Budget negotiators still working to craft a deal
The leaders of a group of lawmakers charged with negotiating a short-term budget deal within the next month said they are continuing to work together to shape an agreement but had no progress to report.
"We are not there yet," said House Budget Committee Chairman Paul Ryan, R-Wis., the Republican leader. Sen. Patty Murray, D-Wash., representing the Democrats, observed that "our budgets are dramatically different," but still said she was "encouraged" by their conversations.

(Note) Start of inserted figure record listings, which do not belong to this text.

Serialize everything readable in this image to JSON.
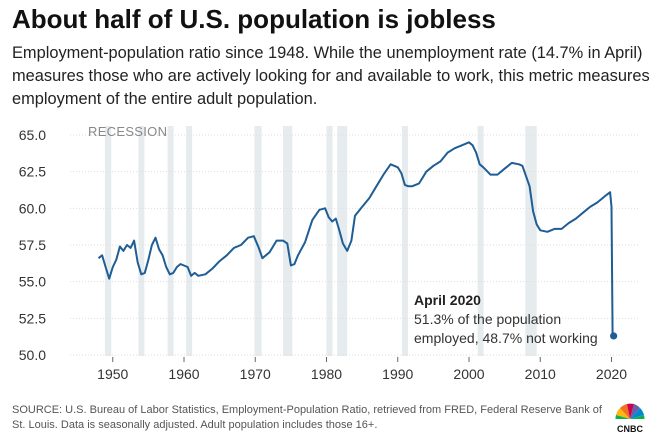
{
  "title": "About half of U.S. population is jobless",
  "subtitle": "Employment-population ratio since 1948. While the unemployment rate (14.7% in April) measures those who are actively looking for and available to work, this metric measures employment of the entire adult population.",
  "footer": "SOURCE: U.S. Bureau of Labor Statistics, Employment-Population Ratio, retrieved from FRED, Federal Reserve Bank of St. Louis. Data is seasonally adjusted. Adult population includes those 16+.",
  "logo_text": "CNBC",
  "colors": {
    "line": "#1f5d94",
    "recession": "#e6ebee",
    "grid": "#dddddd"
  },
  "chart_data": {
    "type": "line",
    "title": "",
    "xlabel": "",
    "ylabel": "",
    "xlim": [
      1944,
      2024
    ],
    "ylim": [
      50.0,
      65.0
    ],
    "yticks": [
      50.0,
      52.5,
      55.0,
      57.5,
      60.0,
      62.5,
      65.0
    ],
    "ytick_labels": [
      "50.0",
      "52.5",
      "55.0",
      "57.5",
      "60.0",
      "62.5",
      "65.0"
    ],
    "xticks": [
      1950,
      1960,
      1970,
      1980,
      1990,
      2000,
      2010,
      2020
    ],
    "xtick_labels": [
      "1950",
      "1960",
      "1970",
      "1980",
      "1990",
      "2000",
      "2010",
      "2020"
    ],
    "recession_label": "RECESSION",
    "recessions": [
      [
        1948.9,
        1949.8
      ],
      [
        1953.6,
        1954.4
      ],
      [
        1957.7,
        1958.4
      ],
      [
        1960.3,
        1961.1
      ],
      [
        1969.9,
        1970.9
      ],
      [
        1973.9,
        1975.2
      ],
      [
        1980.0,
        1980.5
      ],
      [
        1981.5,
        1982.9
      ],
      [
        1990.6,
        1991.2
      ],
      [
        2001.2,
        2001.9
      ],
      [
        2007.9,
        2009.5
      ]
    ],
    "series": [
      {
        "name": "",
        "x": [
          1948.0,
          1948.5,
          1949.0,
          1949.5,
          1950.0,
          1950.5,
          1951.0,
          1951.5,
          1952.0,
          1952.5,
          1953.0,
          1953.5,
          1954.0,
          1954.5,
          1955.0,
          1955.5,
          1956.0,
          1956.5,
          1957.0,
          1957.5,
          1958.0,
          1958.5,
          1959.0,
          1959.5,
          1960.0,
          1960.5,
          1961.0,
          1961.5,
          1962.0,
          1963.0,
          1964.0,
          1965.0,
          1966.0,
          1967.0,
          1968.0,
          1969.0,
          1969.8,
          1970.5,
          1971.0,
          1972.0,
          1973.0,
          1973.9,
          1974.5,
          1975.0,
          1975.5,
          1976.0,
          1977.0,
          1978.0,
          1979.0,
          1979.8,
          1980.3,
          1980.8,
          1981.3,
          1981.8,
          1982.3,
          1982.9,
          1983.5,
          1984.0,
          1985.0,
          1986.0,
          1987.0,
          1988.0,
          1989.0,
          1990.0,
          1990.5,
          1991.0,
          1991.5,
          1992.0,
          1993.0,
          1994.0,
          1995.0,
          1996.0,
          1997.0,
          1998.0,
          1999.0,
          2000.0,
          2000.5,
          2001.0,
          2001.5,
          2002.0,
          2003.0,
          2004.0,
          2005.0,
          2006.0,
          2007.0,
          2007.5,
          2008.0,
          2008.5,
          2009.0,
          2009.5,
          2010.0,
          2011.0,
          2012.0,
          2013.0,
          2014.0,
          2015.0,
          2016.0,
          2017.0,
          2018.0,
          2019.0,
          2019.8,
          2020.0,
          2020.15,
          2020.3
        ],
        "values": [
          56.6,
          56.8,
          56.0,
          55.2,
          56.0,
          56.5,
          57.4,
          57.1,
          57.5,
          57.3,
          57.8,
          56.3,
          55.5,
          55.6,
          56.5,
          57.5,
          58.0,
          57.2,
          56.8,
          56.0,
          55.5,
          55.6,
          56.0,
          56.2,
          56.1,
          56.0,
          55.4,
          55.6,
          55.4,
          55.5,
          55.9,
          56.4,
          56.8,
          57.3,
          57.5,
          58.0,
          58.1,
          57.3,
          56.6,
          57.0,
          57.8,
          57.8,
          57.6,
          56.1,
          56.2,
          56.8,
          57.7,
          59.2,
          59.9,
          60.0,
          59.4,
          59.1,
          59.3,
          58.5,
          57.6,
          57.1,
          57.8,
          59.5,
          60.1,
          60.7,
          61.5,
          62.3,
          63.0,
          62.8,
          62.4,
          61.6,
          61.5,
          61.5,
          61.7,
          62.5,
          62.9,
          63.2,
          63.8,
          64.1,
          64.3,
          64.5,
          64.3,
          63.8,
          63.0,
          62.8,
          62.3,
          62.3,
          62.7,
          63.1,
          63.0,
          62.9,
          62.2,
          61.5,
          59.8,
          58.9,
          58.5,
          58.4,
          58.6,
          58.6,
          59.0,
          59.3,
          59.7,
          60.1,
          60.4,
          60.8,
          61.1,
          60.1,
          51.3,
          51.3
        ]
      }
    ],
    "annotation": {
      "x": 2020.3,
      "y": 51.3,
      "title": "April 2020",
      "lines": [
        "51.3% of the population",
        "employed, 48.7% not working"
      ]
    }
  }
}
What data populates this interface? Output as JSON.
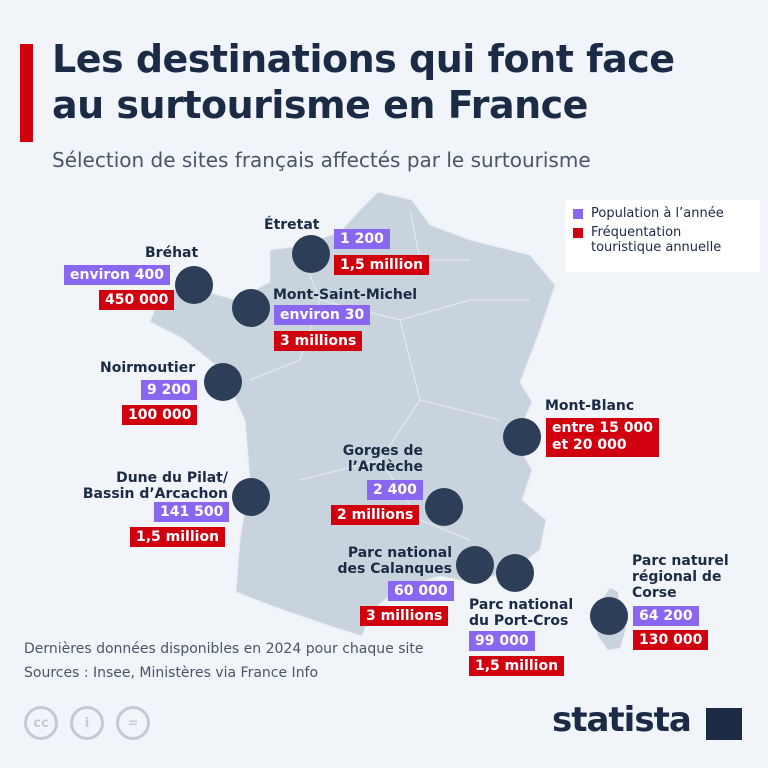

The 29 lawmakers who are negotiating a short-term budget deal had their second public meeting Wednesday, a question-and-answer session with Doug Elmendorf, the director of the Congressional Budget Office. Elmendorf told lawmakers that while a long-term budget deal would be "beneficial," even a smaller agreement that reduced uncertainty about the coming fiscal climate and refrained from adding to long-term budget woes would be a good thing.
"Big steps are better than small steps, but small steps are better than no steps at all," said Elmendorf, who came armed with a hefty study on ways to reduce the deficit.
The lawmakers have been instructed to craft a budget deal by Dec. 13 in order to avoid the government from shutting down again in January. Even though the two budgets put forth by the House and Senate are only $91 billion apart on 2014 spending levels, deep ideological issues may prevent the two sides from bridging that gap. Both sides would like to offset some of the automatic, across-the-board spending cuts mandated by sequestration, for example, but Democrats would like to do so by raising revenue and Republicans would like to find further cuts to domestic programs and reform entitlement programs in order to restore some of the lost money for defense spending.
In an op-ed in the Washington Post last weekend, Murray argued that raising revenue by cutting wasteful tax loopholes should be a part of any deal. She portrayed it as part of a compromise in exchange for Democrats finding further spending cuts in the budget. "While we scour programs to identify savings, Republicans have to work with us to scour the bloated tax code and close loopholes used by the wealthiest Americans and corporations to replace the other half of sequestration," she wrote.
But Ryan has resisted the budget conference as a forum for tax reform, preferring to leave the work to Senate Finance Committee Chairman Max Baucus, D-Mont., and House Ways and Means Committee Chairman Dave Camp, R-Mich., who are hammering out a broader set of changes to the tax code. "If we look at this conference as an argument about taxes, we're not going to get anywhere," Ryan said at the group's first public meeting in October.
Murray addressed the issue in her op-ed, writing that she agreed the group shouldn't be tackling major tax reforms. "But closing a few wasteful loopholes now would not threaten the much larger debate over simplifying the 75,000-page tax code," she wrote. "In fact, doing so would underscore how much more work remains."
Some of the members of the group, including Reps. Tom Cole, R-Okla., and Nita Lowey, D-N.Y., said the group needs to work quickly in order to let the appropriations committees get their work done.
"Reaching a number by Dec. 13 is absolutely doable. We should get in a room and get that done," Lowey said. Cole called it "a matter of some urgency" and said the group should wrap up its work by the Thanksgiving recess.